One of the players to take his game to higher levels under Bennett, Souths forward Liam Knight, commended the super coach’s ability to remain calm and always say the right thing even when chaos raged all around him and his team.
“Wayne was the glue that held us all together,” Knight said.
“Everyone stood by and took in everything he said.
“Everything he said resonated with everyone and he could just get you up when you needed it.

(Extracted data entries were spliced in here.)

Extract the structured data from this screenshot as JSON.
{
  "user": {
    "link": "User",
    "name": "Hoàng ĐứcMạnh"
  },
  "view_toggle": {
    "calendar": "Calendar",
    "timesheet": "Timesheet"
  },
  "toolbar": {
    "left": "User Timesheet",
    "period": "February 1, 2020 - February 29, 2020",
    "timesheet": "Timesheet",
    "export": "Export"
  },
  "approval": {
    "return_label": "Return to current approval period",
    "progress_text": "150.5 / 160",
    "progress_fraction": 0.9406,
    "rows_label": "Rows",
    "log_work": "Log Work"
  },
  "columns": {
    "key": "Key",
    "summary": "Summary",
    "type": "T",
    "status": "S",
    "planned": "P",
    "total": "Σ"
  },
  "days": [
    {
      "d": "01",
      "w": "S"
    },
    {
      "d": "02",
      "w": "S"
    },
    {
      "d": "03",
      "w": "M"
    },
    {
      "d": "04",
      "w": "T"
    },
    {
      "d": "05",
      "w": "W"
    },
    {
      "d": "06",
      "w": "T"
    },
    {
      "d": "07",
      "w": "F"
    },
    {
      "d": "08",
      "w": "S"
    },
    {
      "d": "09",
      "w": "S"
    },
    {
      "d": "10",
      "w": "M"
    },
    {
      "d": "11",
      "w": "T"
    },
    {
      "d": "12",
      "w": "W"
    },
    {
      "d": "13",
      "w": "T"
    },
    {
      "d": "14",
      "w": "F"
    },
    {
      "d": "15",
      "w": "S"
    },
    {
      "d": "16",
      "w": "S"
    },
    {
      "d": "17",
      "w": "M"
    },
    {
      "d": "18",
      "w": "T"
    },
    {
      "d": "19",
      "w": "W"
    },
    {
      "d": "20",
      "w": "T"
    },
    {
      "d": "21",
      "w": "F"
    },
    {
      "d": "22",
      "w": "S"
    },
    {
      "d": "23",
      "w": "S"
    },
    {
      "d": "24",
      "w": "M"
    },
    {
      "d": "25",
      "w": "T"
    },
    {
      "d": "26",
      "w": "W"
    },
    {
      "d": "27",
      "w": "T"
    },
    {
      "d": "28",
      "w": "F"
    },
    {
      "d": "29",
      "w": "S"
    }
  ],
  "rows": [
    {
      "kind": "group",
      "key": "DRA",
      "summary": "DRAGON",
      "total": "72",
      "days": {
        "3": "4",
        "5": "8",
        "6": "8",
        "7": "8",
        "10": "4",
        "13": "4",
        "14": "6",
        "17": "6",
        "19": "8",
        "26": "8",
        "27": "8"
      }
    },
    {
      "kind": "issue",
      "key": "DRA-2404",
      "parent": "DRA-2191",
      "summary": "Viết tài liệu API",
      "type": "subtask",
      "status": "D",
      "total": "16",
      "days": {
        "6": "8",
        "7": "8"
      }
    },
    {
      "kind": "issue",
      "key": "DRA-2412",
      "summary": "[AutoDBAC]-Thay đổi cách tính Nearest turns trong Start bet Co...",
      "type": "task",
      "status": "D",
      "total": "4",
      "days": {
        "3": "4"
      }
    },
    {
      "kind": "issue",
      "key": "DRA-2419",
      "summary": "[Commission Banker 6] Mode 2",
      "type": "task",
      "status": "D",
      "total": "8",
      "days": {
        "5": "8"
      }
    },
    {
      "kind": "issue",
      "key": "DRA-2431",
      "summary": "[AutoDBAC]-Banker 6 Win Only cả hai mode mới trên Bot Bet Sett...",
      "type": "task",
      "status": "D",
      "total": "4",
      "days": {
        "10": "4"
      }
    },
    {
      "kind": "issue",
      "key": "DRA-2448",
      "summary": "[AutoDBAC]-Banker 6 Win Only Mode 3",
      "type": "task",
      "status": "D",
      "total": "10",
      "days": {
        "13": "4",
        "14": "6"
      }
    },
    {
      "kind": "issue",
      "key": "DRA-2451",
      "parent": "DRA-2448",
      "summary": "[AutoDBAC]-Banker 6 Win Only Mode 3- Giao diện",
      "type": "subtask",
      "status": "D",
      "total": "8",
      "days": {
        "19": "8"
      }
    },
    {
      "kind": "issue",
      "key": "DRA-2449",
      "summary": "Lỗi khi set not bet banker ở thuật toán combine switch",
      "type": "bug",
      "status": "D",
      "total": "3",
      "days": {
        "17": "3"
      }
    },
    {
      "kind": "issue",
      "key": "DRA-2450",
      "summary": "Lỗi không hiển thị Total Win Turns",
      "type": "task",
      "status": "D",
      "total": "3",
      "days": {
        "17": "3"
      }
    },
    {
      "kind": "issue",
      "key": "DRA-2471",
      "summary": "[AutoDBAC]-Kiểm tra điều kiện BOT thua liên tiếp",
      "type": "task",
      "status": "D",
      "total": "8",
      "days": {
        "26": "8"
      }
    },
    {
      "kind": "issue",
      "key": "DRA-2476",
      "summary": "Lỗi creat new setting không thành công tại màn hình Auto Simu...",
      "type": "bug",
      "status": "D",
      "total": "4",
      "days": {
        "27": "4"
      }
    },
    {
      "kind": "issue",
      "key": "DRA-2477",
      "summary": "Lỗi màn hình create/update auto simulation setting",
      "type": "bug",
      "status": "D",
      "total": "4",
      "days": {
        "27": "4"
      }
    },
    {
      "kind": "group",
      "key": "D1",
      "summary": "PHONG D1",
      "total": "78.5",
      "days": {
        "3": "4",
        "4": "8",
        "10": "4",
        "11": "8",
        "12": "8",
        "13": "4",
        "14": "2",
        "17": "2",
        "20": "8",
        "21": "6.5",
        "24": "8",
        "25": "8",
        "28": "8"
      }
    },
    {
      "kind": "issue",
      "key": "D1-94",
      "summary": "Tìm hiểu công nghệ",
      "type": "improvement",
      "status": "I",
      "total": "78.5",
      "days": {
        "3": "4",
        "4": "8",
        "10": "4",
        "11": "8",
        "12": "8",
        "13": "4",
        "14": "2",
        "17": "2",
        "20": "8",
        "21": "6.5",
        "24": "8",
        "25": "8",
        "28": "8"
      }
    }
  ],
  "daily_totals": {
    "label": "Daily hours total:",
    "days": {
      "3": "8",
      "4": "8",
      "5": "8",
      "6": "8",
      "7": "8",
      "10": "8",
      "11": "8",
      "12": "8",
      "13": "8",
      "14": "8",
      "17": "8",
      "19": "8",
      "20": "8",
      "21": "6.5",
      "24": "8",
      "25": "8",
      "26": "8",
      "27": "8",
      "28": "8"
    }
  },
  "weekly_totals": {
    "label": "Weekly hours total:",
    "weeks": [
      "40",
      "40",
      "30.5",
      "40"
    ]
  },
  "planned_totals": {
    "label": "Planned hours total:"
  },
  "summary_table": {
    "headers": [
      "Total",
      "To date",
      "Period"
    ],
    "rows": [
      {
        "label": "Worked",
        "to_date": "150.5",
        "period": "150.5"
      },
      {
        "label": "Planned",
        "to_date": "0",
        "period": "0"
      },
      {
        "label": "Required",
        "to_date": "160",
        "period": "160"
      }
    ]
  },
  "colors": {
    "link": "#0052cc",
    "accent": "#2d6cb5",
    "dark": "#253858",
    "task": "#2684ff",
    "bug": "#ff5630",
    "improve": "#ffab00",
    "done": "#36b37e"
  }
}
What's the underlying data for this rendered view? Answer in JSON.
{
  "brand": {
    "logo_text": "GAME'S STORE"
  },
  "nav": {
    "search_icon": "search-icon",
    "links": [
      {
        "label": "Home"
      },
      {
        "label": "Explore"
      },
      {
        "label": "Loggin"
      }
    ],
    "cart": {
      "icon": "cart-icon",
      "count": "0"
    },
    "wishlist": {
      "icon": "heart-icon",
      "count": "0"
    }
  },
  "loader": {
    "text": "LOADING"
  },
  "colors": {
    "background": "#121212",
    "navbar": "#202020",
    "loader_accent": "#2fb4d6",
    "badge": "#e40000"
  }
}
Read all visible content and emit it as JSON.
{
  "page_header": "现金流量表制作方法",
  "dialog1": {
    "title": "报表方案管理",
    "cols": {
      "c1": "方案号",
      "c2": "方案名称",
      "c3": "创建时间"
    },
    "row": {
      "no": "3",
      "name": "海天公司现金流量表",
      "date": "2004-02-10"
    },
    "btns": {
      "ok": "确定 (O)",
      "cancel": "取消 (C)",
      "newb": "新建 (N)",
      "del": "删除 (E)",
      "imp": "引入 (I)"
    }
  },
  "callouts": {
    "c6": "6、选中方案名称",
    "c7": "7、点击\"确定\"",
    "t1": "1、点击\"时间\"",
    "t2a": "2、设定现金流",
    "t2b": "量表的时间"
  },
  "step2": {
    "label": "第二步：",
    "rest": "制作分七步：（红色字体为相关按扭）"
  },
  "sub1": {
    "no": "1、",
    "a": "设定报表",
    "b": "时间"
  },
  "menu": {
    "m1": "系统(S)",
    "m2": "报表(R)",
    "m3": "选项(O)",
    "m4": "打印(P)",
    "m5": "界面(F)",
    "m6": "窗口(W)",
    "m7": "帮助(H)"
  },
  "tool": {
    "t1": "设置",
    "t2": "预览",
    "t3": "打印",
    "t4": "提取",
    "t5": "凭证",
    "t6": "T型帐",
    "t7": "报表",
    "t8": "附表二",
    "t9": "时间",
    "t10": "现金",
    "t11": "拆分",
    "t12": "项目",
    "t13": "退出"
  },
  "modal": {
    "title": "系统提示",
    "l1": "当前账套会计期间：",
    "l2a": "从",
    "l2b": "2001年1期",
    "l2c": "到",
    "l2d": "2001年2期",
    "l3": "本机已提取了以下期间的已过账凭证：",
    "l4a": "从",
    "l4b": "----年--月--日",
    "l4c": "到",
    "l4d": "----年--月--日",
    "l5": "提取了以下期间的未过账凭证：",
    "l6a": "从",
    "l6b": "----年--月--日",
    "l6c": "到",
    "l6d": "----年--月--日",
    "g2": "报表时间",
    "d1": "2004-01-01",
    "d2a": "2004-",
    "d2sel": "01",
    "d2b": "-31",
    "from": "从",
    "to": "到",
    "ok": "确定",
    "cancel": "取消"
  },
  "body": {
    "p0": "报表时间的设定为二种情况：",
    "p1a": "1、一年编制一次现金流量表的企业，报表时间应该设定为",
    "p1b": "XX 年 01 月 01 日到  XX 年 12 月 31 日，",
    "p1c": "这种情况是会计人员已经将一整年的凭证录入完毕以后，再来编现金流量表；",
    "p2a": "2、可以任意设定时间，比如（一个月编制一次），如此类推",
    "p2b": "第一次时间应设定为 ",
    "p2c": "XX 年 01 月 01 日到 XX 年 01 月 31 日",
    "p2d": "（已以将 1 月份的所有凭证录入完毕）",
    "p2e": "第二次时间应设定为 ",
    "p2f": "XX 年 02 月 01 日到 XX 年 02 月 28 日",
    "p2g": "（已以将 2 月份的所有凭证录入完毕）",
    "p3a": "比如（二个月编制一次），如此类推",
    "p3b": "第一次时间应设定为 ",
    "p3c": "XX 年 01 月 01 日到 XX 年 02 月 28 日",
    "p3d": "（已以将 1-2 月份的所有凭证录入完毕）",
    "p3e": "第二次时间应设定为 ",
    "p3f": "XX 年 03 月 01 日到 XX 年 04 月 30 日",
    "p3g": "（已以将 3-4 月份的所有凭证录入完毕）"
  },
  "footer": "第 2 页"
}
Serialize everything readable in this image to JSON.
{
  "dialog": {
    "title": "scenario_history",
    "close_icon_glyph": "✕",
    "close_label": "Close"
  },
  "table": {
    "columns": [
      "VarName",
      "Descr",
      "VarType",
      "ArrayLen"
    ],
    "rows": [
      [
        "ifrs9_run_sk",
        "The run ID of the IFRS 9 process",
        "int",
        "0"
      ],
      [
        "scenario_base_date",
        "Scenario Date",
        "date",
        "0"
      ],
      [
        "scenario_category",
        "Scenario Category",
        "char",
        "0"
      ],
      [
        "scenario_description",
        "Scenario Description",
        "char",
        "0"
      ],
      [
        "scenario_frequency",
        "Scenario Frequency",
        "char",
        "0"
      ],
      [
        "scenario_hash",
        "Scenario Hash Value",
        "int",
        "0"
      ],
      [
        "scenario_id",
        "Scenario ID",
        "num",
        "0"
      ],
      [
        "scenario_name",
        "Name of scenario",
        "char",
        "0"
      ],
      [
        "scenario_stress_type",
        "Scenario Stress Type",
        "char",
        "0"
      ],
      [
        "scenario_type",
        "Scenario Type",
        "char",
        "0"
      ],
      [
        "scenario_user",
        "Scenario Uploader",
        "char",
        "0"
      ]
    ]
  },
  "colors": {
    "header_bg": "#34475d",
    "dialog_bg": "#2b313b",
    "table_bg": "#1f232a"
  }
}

“He will be missed a great deal because he is just that calm head.
“In saying that Jason is a very smart coach and everyone has a lot of respect for him.
“He has proven himself over the last three years and I’m looking forward to working with him this year with him in the top job.
“Not much has changed to be honest which is probably a good thing.
“Jason has picked up where Wayne left off.”
Souths enforcer Keaon Koloamatangi blossomed into a Blues Origin squad member under Bennett and he too will miss the way he made you feel bulletproof every time he read out the team sheet.
“We will miss Wayne’s presence,” Koloamatangi said.
“Everyone knows he is the best coach of all time. He just gives you that confidence when he puts you in that team each week.
“But JD has been under him for a while with the Broncos and Souths, so he knows what he is like and JD was a big voice for us last year.
“We all respect him equally and are excited to be coached by him.”
Other players like 22-year-old rookie Blake Taaffe had less time to work with Bennett than others, after he debuted in 2021 playing just eight games in their charge to the grand final.
Taaffe too speaks highly of Bennett’s impact on his own fledging career, but it isn’t his coaching that he will miss the most.
“We will miss his jokes,” Taaffe said with a laugh.
“He makes a lot of jokes. Wayne is a great bloke. I got a lot closer to him towards the end of the year and I have got a lot of respect for him and what he did for myself and the team.
“But we have a great coach coming through in JD and his knowledge of football is second to none.
“He has been under Wayne for a fair few years, so he has a bit of Wayne about him. We are in good hands.”
No sooner had each player finished talking about the respect they hold for Bennett even after just three years under him, that they immediately and organically turned their attention to his successor.
Granted it might help to praise the bloke that picks the team each week going forward, but there is a natural admiration and warmth in their voices that shows Demetriou carries a similar level of respect to Bennett from his players.
The Bennett era left a lasting legacy on the South Sydney club, but by his side the whole way through was Demetriou quietly learning his trade. And the Demetriou era at Souths is just beginning.